LynxEye works a lot with scenario analysis; looking at where the consumers are going in the future, what will affect them and how their behaviour will change, so that LynxEye can set strategies for how these companies should develop to end up right in five years’ time from now.

And that can mean a company needs to start completely new things: “Absolutely! We are, for example doing a parallel process with a regional bank, completely outside their core business. We are to build an entirely new bank based on that they can see that their consumers are heading in a completely different direction than where a traditional bank can be relevant to them.”

These ‘outside in’- driven strategies, says Christian, is the reason behind why LynxEye has been so fortunate with good growth and a good customer base.

“Before, it was good information to have but these days it’s absolutely defining, since there are so many markets being completely torn to pieces by companies from completely different categories and industries that through the technological possibilities we have today all of sudden start competing with you.”

“Development on the markets in this region is so fast today that they need help with understanding what will be relevant tomorrow, because once the strategy is changed and new products developed, you are a few years into the future, and then your strategy should not already be obsolete. The method we have developed in anticipating where the market is heading has been our success here.”

“The more disruption the better for LynxEye! Because what it means is that the old truths are no longer valid. Then our methodology comes in handy, where we say: “Disregard all the tech opportunities at hand, and all the new competitors that might show up, and just focus on the market you want to aim at, or the companies you want to have as clients, and where are they heading. What are they trying to achieve and where can you give them new opportunities?’ Then you find where they are heading and that they will be attracted by these kinds of products going forward,” says Christian and adds: “This is much more difficult on market standing still because then those companies are sitting with enough knowledge on where they are going and much less need our assistance.”

Local and regional players in Asia can feel competition on a scale never before seen.

“They must be clear with their relevance and differentiation and what products they have that others do not have. So, that has in itself made our approach grow more attractive for our customers. And we have been with them in coming up with their product portfolio and innovation processes in order to come up with consumer-relevant results.”

LynxEye has also had to adjust their services to be relevant on the Asian market.

“Here one is more transactional. Long, fluffy strategies that will help them sometime in the future aren’t really the Chinese mentality, but rather: if you recommend something tomorrow, how do I make money on it today? We need to come up with these rapid, tactic recommendations: ‘Here you have an opportunity; we are heading there, which is an exciting position, but tomorrow you can already do this, which is the first step,’ and help them very hands-on in making those happen.”

LynxEye’s aim is to become one of the world’s top three authorities within brand management.

“We started having so many assignments in Asia that we had a critical mass to actually develop locally. That combined with having this vision to become one of the three leading brand agencies means that we must be here, in the U.S and in Europe.”

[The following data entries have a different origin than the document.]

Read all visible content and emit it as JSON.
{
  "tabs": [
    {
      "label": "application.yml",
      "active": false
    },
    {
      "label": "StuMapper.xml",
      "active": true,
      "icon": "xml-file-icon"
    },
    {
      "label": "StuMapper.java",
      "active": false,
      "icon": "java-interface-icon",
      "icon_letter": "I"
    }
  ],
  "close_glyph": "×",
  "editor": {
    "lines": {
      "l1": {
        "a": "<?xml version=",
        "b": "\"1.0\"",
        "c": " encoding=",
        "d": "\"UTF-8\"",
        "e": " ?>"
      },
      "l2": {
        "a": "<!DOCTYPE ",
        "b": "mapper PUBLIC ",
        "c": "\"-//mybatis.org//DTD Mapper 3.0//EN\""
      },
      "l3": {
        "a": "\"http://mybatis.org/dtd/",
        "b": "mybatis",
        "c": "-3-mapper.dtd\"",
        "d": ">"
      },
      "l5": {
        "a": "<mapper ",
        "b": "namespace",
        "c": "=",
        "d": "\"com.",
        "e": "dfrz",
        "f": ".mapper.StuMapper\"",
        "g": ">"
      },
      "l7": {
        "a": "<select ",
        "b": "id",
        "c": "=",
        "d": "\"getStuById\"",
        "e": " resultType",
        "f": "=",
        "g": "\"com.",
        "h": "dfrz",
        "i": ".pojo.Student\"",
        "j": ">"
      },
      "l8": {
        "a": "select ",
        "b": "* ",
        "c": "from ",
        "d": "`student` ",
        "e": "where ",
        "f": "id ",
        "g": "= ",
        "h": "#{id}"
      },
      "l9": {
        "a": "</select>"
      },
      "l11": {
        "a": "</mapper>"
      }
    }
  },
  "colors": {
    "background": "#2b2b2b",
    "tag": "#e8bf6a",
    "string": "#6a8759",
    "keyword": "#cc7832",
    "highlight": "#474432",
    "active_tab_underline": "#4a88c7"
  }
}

Their Swedish origin is also a strong advantage in Asia, where Christian believes they can ride on the wave of Sweden’s brand that stands for things growing in relevancy over in Asia: sustainability, environment, equality and innovation.

“I came here with the idea that people did not care where one is coming from, especially when from a small country like Sweden.  But I more and more have started to push our Swedish pedigree as that gives us trust.”

“Lynx is a Nordic animal. And our Nordic values are the base that we have always had and that we find to be very important.”